April: Effects of impurities on the lattice dynamics of nanocrystalline silicon for thermoelectric application 

Tania Claudio, Gabi Schierning, Ralf Theissmann, Hartmut Wiggers, Helmut Schober, Michael Marek Koza, Raphaël P. Hermann

10853_2012_6827_Fig1    ©Springer
Open Access
Doped silicon nanoparticles were exposed to air and sintered to form nanocrystalline silicon. The composition, microstructure, and structural defects were investigated with TEM, XRD, and PDF and the lattice dynamics was evaluated with measurements of the heat capacity, of the elastic constants with resonant ultrasound spectroscopy and of the density of phonon states (DPS) with inelastic neutron scattering. The results were combined and reveal that the samples contain a large amount of silicon dioxide and exhibit properties that deviate from bulk silicon. Both in the reduced DPS and in the heat capacity a Boson peak at low energies, characteristic of amorphous SiO2, is observed. The thermal conductivity is strongly reduced due to nanostructuration and the incorporation of impurities.

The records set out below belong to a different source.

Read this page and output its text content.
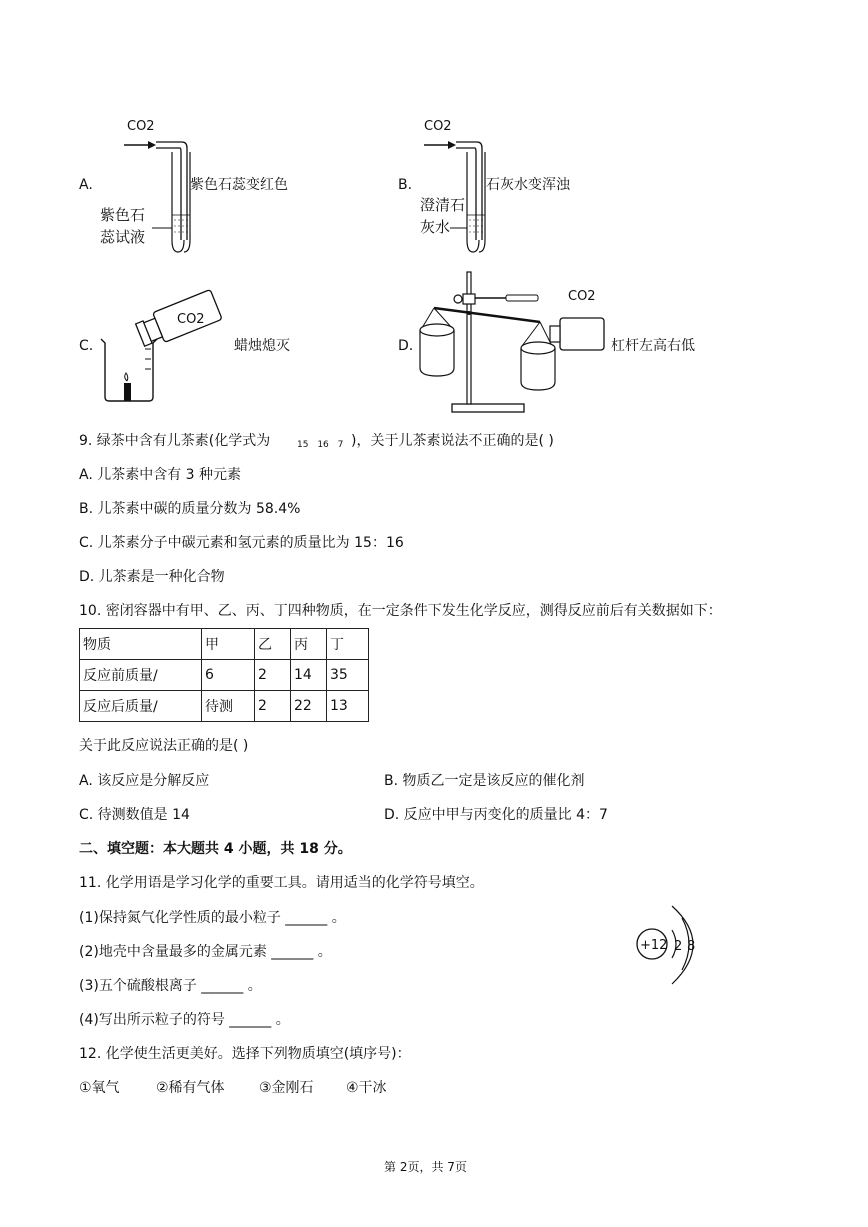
A.
CO2
紫色石
蕊试液
紫色石蕊变红色	B.
CO2
澄清石
灰水
石灰水变浑浊
C.
CO2
蜡烛熄灭	D.
CO2
杠杆左高右低
9. 绿茶中含有儿茶素(化学式为	15 16 7 )，关于儿茶素说法不正确的是( )
A. 儿茶素中含有 3 种元素
B. 儿茶素中碳的质量分数为 58.4%
C. 儿茶素分子中碳元素和氢元素的质量比为 15：16
D. 儿茶素是一种化合物
10. 密闭容器中有甲、乙、丙、丁四种物质，在一定条件下发生化学反应，测得反应前后有关数据如下：
物质	甲	乙	丙	丁
反应前质量/	6	2	14	35
反应后质量/	待测	2	22	13
关于此反应说法正确的是( )
A. 该反应是分解反应	B. 物质乙一定是该反应的催化剂
C. 待测数值是 14	D. 反应中甲与丙变化的质量比 4：7
二、填空题：本大题共 4 小题，共 18 分。
11. 化学用语是学习化学的重要工具。请用适当的化学符号填空。
(1)保持氮气化学性质的最小粒子 ______ 。
(2)地壳中含量最多的金属元素 ______ 。
(3)五个硫酸根离子 ______ 。
(4)写出所示粒子的符号 ______ 。
+12 2 8
12. 化学使生活更美好。选择下列物质填空(填序号)：
①氧气	②稀有气体 ③金刚石 ④干冰
第 2页，共 7页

March: Modelling the deformation of a confectionery wafer as a non-uniform sandwich structure 

I. K. Mohammed, M. N. Charalambides, J. G. Williams, J. Rasburn

10853_2012_7034_Fig19    ©Springer
The aim of this research was to model the mechanical behaviour of wafers found in various confectionery products in order to optimise the manufacturing stage. Compression and bending tests showed that the mechanical behaviour of the wafer was characteristic of a brittle foam. The internal microstructure of the wafer sheet was examined with an optical microscope which showed that the wafer possessed a sandwich structure with a porous core between two denser skins. An analytical model was developed to calculate the individual moduli of the wafer core and skin sections. These modulus values were used in a finite element (FE) model which consisted of a simple repetitive geometry. The FE model simulated the linear deformation of the wafer under compression and bending. The predictions from the analytical and numerical models were compared. They were found to agree in compression but deviated under bending due to the large mismatch of the core and skin moduli.

January: Effect of high pressure and high temperature on the microstructural evolution of a single crystal Ni-based superalloy 

Inmaculada Lopez-Galilea, Stephan Huth, Werner Theisen, Thomas Fockenberg, Sumit Chakraborty

10853_2012_6752_Fig10    ©Springer
The application of high nearly hydrostatic pressures at elevated temperatures on the LEK94 single crystal (SX) nickel-based superalloy directly affects its microstructure. This is due to a combination of the effect of pressure on the Gibbs free energy, on the diffusion coefficients of the alloying elements, on the internal coherent stresses, and on the porosity distribution. The last effect depends at least on the first three. Therefore, based on the theoretical influences of the pressure, the main objective of this work is to understand, by means of an experimental work, the effect of high pressure at elevated temperature during annealing on the evolution of the phases morphology, and porosity of the high-temperature material LEK94. Specifically, pressures up to 4 GPa, temperatures up to 1180 °C, and holding times up to 100 h were investigated. The main findings are that, porosity can be considerably reduced without affecting significantly the γ/γ′ microstructure by high pressure annealing and the verification that increasing the external pressure stabilizes the γ′-phase.